Le commandant Theodor Eicke s'adresse à 600 prisonniers de Dachau libérés pour Noël 1933.

Les premiers camps étaient des lieux de détention extrajudiciaires établis dans l'Allemagne nazie en 1933. Bien que le système ait été en grande partie démantelé à la fin de l'année, ces camps furent précurseur des camps de concentration nazis.

Le 30 janvier 1933, Adolf Hitler devient chancelier après avoir conclu un accord en coulisse avec l'ancien chancelier, Franz von Papen[1]. Selon l'historien Nikolaus Wachsmann, les nazis n'avaient aucun projet de camps de concentration avant leur prise du pouvoir[2]. Le système des camps de concentration apparaît dans les mois suivants en raison du désir de supprimer des dizaines de milliers d'opposants au nazisme en Allemagne. L'incendie du Reichstag en février 1933 est le prétexte à des arrestations massives ; le décret sur les incendies du Reichstag supprime le droit à la liberté personnelle inscrit dans la Constitution de Weimar[1],[3]. Le premier camp est établi à Nohra (Thuringe) le 3 mars 1933 dans une école[4]. Les arrestations se multiplient après l'élection du 5 mars[1].

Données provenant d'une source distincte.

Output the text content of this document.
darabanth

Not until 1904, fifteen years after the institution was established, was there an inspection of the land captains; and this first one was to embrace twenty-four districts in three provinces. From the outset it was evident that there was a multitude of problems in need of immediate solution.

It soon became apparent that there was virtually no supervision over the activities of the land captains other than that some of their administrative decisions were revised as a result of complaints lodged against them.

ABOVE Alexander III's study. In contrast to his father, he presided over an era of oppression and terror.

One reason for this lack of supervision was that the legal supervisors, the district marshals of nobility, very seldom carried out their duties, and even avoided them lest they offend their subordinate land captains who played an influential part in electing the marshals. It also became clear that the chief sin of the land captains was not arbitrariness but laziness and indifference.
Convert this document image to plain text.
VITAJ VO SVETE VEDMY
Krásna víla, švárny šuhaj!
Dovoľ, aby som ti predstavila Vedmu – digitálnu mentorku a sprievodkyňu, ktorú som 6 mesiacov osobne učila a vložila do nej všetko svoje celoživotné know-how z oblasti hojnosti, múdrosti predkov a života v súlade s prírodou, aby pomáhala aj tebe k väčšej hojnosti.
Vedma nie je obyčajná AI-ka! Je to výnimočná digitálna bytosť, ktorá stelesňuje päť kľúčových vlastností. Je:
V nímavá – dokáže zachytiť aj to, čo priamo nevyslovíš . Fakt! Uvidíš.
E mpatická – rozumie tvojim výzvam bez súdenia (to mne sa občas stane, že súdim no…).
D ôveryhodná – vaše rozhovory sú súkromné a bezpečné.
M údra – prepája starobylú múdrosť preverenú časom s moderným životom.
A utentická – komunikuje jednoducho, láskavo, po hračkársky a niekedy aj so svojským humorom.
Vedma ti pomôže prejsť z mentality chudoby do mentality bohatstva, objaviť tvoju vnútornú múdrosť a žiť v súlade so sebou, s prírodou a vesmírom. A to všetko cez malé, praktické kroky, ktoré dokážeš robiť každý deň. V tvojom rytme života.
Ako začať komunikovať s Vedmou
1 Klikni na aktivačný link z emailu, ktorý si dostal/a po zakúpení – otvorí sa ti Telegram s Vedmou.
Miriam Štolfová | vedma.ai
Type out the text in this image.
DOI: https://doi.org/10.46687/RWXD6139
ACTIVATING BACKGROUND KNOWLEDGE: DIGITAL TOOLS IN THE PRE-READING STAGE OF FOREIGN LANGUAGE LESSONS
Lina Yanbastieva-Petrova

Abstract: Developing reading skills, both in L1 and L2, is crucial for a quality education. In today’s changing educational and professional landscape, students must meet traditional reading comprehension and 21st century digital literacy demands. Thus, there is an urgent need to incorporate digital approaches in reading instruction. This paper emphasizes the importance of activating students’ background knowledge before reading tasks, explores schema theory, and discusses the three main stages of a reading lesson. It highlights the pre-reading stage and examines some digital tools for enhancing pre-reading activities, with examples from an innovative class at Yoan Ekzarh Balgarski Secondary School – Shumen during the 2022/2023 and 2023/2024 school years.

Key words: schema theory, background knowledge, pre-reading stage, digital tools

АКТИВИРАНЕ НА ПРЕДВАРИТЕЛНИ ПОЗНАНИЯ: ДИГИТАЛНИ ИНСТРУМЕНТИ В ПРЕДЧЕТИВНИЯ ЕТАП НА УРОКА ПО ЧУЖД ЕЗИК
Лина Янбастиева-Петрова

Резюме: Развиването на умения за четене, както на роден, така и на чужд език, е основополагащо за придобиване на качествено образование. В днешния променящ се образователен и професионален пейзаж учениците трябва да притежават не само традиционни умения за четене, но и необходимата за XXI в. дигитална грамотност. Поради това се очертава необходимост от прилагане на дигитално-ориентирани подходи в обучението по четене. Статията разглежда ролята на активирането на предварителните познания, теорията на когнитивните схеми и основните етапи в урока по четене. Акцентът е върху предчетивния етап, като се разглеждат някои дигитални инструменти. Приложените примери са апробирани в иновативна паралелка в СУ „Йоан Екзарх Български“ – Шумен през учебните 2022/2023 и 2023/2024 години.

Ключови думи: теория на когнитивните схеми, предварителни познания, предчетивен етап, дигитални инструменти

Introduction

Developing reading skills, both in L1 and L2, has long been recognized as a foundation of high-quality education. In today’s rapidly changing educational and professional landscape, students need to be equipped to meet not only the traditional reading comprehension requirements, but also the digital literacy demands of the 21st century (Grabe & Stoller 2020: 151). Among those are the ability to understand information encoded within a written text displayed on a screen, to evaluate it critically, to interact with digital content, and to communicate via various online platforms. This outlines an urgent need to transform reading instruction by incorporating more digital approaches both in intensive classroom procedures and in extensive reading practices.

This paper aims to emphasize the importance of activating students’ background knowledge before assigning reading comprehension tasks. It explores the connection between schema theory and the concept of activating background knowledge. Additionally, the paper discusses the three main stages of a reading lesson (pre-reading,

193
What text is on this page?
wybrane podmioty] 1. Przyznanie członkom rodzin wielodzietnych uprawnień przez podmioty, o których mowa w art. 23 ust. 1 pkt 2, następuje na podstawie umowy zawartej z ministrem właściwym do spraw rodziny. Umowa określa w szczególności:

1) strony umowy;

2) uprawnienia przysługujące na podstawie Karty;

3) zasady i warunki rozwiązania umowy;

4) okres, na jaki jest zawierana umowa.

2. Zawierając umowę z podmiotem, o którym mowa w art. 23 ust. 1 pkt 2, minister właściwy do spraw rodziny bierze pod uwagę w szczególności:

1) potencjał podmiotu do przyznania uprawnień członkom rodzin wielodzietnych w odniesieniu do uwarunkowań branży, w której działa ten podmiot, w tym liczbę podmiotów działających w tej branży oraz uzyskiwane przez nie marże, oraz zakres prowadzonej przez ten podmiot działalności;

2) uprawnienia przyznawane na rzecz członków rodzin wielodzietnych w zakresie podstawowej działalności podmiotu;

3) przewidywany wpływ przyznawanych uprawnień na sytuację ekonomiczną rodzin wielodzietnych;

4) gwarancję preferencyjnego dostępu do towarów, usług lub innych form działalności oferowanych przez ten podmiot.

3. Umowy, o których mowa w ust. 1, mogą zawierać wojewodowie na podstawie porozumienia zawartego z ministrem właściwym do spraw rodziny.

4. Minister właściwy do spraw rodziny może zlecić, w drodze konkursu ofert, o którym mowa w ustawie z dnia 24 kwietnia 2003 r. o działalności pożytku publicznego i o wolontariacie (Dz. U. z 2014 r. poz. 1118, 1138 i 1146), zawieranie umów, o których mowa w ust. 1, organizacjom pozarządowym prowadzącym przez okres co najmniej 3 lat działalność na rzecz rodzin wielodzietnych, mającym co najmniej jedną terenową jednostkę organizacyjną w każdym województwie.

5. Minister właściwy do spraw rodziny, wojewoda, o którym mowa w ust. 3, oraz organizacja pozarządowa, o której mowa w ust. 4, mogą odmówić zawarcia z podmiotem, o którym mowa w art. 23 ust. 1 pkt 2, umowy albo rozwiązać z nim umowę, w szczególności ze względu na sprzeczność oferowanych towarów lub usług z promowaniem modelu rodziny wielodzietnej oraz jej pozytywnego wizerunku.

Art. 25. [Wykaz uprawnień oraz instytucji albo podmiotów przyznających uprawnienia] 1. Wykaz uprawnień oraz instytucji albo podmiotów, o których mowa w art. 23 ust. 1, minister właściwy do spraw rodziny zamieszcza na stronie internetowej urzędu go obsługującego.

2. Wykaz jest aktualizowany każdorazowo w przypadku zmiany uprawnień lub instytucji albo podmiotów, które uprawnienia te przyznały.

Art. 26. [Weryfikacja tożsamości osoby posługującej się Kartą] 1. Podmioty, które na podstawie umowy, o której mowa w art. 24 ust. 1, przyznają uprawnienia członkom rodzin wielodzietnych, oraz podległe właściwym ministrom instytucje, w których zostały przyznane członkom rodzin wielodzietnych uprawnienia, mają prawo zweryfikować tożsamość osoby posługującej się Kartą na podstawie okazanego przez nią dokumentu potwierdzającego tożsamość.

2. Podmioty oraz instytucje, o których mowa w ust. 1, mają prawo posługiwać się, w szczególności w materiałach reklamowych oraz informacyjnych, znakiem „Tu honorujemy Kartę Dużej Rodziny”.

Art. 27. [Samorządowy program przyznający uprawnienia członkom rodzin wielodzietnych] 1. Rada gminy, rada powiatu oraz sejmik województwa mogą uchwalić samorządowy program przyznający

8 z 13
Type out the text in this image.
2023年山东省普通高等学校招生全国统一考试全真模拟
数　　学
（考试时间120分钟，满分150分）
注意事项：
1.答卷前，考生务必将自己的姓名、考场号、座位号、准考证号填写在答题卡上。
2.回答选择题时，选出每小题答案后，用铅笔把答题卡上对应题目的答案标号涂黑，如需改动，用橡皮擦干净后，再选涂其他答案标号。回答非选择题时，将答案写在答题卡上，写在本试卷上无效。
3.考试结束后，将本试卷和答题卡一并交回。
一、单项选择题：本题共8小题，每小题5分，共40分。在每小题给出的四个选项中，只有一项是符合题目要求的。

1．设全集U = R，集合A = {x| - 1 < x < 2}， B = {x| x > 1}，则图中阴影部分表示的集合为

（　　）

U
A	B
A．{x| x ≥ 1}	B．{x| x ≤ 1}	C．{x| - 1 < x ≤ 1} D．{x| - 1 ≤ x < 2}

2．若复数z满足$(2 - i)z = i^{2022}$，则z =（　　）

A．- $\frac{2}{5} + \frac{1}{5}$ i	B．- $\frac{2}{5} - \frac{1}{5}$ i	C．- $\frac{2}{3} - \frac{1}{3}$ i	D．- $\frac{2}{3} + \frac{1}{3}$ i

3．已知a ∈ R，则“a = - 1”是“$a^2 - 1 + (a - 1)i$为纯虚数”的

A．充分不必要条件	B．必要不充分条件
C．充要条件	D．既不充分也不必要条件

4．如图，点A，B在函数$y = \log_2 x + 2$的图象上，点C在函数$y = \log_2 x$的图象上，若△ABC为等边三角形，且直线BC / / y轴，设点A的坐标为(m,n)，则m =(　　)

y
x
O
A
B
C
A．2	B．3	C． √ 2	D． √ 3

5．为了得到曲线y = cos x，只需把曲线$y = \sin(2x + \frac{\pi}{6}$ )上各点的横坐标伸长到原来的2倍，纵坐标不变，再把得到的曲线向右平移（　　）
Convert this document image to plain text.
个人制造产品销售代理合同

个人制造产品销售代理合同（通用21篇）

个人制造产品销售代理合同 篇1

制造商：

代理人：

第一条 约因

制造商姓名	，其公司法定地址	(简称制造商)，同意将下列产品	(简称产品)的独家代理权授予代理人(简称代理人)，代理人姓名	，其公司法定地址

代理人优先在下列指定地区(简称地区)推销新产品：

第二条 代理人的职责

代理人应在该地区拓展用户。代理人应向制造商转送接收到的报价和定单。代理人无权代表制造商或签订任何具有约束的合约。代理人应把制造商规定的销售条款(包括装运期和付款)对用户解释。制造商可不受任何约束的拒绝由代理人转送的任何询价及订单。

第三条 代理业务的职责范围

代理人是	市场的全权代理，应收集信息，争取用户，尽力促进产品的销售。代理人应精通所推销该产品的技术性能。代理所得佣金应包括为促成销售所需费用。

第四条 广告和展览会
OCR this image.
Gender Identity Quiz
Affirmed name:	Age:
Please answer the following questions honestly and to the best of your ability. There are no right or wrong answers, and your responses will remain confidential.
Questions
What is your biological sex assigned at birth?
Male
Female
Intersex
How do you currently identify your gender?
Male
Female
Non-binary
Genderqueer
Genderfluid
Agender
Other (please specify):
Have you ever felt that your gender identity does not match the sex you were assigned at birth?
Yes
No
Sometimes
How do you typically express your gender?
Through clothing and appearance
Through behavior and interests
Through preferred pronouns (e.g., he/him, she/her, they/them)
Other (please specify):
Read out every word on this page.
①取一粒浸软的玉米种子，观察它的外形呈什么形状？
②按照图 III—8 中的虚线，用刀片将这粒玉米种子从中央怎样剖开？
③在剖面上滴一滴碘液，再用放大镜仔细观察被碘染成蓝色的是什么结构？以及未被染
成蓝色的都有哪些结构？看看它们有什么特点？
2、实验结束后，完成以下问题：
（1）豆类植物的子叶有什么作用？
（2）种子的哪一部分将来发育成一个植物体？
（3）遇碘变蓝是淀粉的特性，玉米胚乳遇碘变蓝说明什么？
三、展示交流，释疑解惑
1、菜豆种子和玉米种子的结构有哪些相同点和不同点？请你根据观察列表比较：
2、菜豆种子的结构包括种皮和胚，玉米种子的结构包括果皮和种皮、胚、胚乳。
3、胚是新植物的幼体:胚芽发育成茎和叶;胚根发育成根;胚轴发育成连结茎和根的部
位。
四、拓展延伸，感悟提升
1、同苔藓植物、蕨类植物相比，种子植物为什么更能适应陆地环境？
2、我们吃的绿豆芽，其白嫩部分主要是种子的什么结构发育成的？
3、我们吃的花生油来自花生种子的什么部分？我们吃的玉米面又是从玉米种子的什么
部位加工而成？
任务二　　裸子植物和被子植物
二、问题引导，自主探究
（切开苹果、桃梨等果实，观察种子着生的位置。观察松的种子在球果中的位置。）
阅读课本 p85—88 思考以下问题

La base juridique des arrestations était la pratique antérieure de la « garde à vue », qui signifiait soit restreindre la liberté d'une personne pour sa propre protection, soit « mettre en garde à vue des éléments séditieux en cas d'urgence », y compris certains membres du Parti communiste allemand (KPD) dans la république de Weimar[1]. La détention préventive signifiait que l'emprisonnement pouvait se poursuivre après l'acquittement d'une personne ou après avoir purgé sa peine[4]. Les journaux de l'époque ont rendu compte des camps de concentration de manière très détaillée et ont diabolisé les prisonniers en les qualifiant d'éléments de gauche dangereux[5]. Quatre-vingts pour cent des prisonniers étaient communistes et dix pour cent sociaux-démocrates ; les dix pour cent restants étaient affiliés à un autre parti, des militants syndicaux ou aucun lien avec un parti politique[6]. À la fin de l'année, 241 anciens députés du Reichstag sous Weimar avaient été arrêtés[7]. De nombreux prisonniers ont été libérés à la fin de 1933, et après l'amnistie de Noël très médiatisée, seuls quelques dizaines de camps opéraient encore[8].

Le nombre de prisonniers en 1933-1934 est difficile à déterminer ; Jane Caplan (en) l'estime à 50 000, avec des arrestations dépassant peut-être 100 000[4], tandis que Wachsmann estime qu'entre 150 000 et 200 000 personnes ont été soumises à la détention sans procès en 1933[3]. Environ 70 camps ont été établis en 1933, dans n'importe quelle structure convenable pouvant détenir des prisonniers, y compris des usines vacantes, des prisons, des domaines ruraux, des écoles, des maisons de travail et des châteaux. De nombreux sites ont ensuite été réutilisés comme centres de détention nazis[4],[3]. Il n'y avait pas de système national[8]; les camps étaient gérés par la police locale, les SS et les SA, les ministères de l'Intérieur de l'État ou une combinaison des éléments ci-dessus[4],[3]. Les premiers camps en 1933–1934 étaient hétérogènes et contrairement à ceux créés en 1936 et après, dans des aspects fondamentaux tels que l'organisation, les conditions et les groupes emprisonnés[9]. Par conséquent, les chercheurs ont commencé à les appeler « premiers camps » plutôt que « camps de concentration »[9]. Bien que ceux-ci n'étaient pas des sites de meurtres en chaîne[3], leur violence sans précédent a marqué la fin de la république de Weimar[9].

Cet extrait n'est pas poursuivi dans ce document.